Among the many recommendations of the bipartisan Baker-Hamilton report on Iraq, issued in December, was that diplomats and other US personnel should be obliged to serve in Iraq if there were not enough volunteers.
Financial Times, January 8, 2007, page 2
And, of course, only the rarest of individuals understand the significance of all this:
John Brown, who resigned as a US diplomat in protest against the 2003 invasion and now teaches public diplomacy, says the embassy “will be a symbol of the US occupation and the near-total separation of US embassy staff members from the society with which they are supposed to interact”.
“Indeed, the planned embassy reminds me of the huge, cavernous buildings that housed Soviet missions in eastern Europe during the cold war.
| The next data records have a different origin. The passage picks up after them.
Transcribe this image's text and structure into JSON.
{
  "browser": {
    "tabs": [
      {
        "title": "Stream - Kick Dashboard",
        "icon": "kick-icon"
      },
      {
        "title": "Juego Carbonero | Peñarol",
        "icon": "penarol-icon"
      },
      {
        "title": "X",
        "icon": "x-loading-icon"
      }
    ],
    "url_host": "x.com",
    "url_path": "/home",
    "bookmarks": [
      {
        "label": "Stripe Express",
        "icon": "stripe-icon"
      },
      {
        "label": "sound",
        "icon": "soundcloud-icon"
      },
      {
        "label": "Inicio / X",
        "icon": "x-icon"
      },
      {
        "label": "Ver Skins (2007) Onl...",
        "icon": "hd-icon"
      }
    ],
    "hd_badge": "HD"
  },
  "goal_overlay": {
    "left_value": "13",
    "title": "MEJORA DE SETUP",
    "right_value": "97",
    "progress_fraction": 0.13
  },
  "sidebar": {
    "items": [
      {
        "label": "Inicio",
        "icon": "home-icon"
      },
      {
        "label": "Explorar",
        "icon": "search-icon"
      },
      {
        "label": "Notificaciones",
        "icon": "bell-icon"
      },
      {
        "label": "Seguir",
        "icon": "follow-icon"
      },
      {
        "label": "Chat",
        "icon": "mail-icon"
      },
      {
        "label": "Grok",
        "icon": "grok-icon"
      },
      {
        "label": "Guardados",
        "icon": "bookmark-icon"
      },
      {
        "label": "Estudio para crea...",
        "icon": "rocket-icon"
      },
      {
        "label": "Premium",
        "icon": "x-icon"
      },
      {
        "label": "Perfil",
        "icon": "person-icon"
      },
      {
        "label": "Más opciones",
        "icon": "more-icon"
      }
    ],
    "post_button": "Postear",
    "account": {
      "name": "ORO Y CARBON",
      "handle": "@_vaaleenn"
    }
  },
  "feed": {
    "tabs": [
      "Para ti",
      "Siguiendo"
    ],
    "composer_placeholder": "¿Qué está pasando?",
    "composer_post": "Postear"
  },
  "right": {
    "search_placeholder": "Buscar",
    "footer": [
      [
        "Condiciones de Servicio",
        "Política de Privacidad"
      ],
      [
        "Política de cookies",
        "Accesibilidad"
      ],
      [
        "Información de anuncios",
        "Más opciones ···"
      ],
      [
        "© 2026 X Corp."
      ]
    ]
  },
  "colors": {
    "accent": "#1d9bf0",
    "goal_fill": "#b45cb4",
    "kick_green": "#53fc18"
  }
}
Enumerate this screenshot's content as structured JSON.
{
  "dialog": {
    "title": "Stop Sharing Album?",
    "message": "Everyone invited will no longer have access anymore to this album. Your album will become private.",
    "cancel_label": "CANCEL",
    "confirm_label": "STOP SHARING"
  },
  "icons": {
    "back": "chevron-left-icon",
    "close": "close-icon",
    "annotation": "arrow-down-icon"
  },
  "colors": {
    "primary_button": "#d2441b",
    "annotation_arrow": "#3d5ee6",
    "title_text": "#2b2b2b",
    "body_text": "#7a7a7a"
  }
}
They were hated by the local population for all they stood for: secrecy, arrogance and domination.”
Of the 1,000 or so US civilians staffing Baghdad at present – not including large numbers of private-sector bodyguards – there are about 200 career diplomats, plus some 70 in the provincial reconstruction teams that are set to expand.
Many other staffers are so-called “3161s” – recruited ad hoc and, according to the State Department, “fully qualified for their highly technical jobs”. Diplomats question this, saying many are incompetent and have been hired for their loyalty to the Republican effort.
Financial Times, January 8, 2007, page 2
Well-done to Dinmore for once again proving the value of good journalism -- telling the truth honorably and as it is, with few wrinkles if any -- and to John Brown for having a keen sense of seeing things as they are and for taking a stand from within his profession when it most mattered!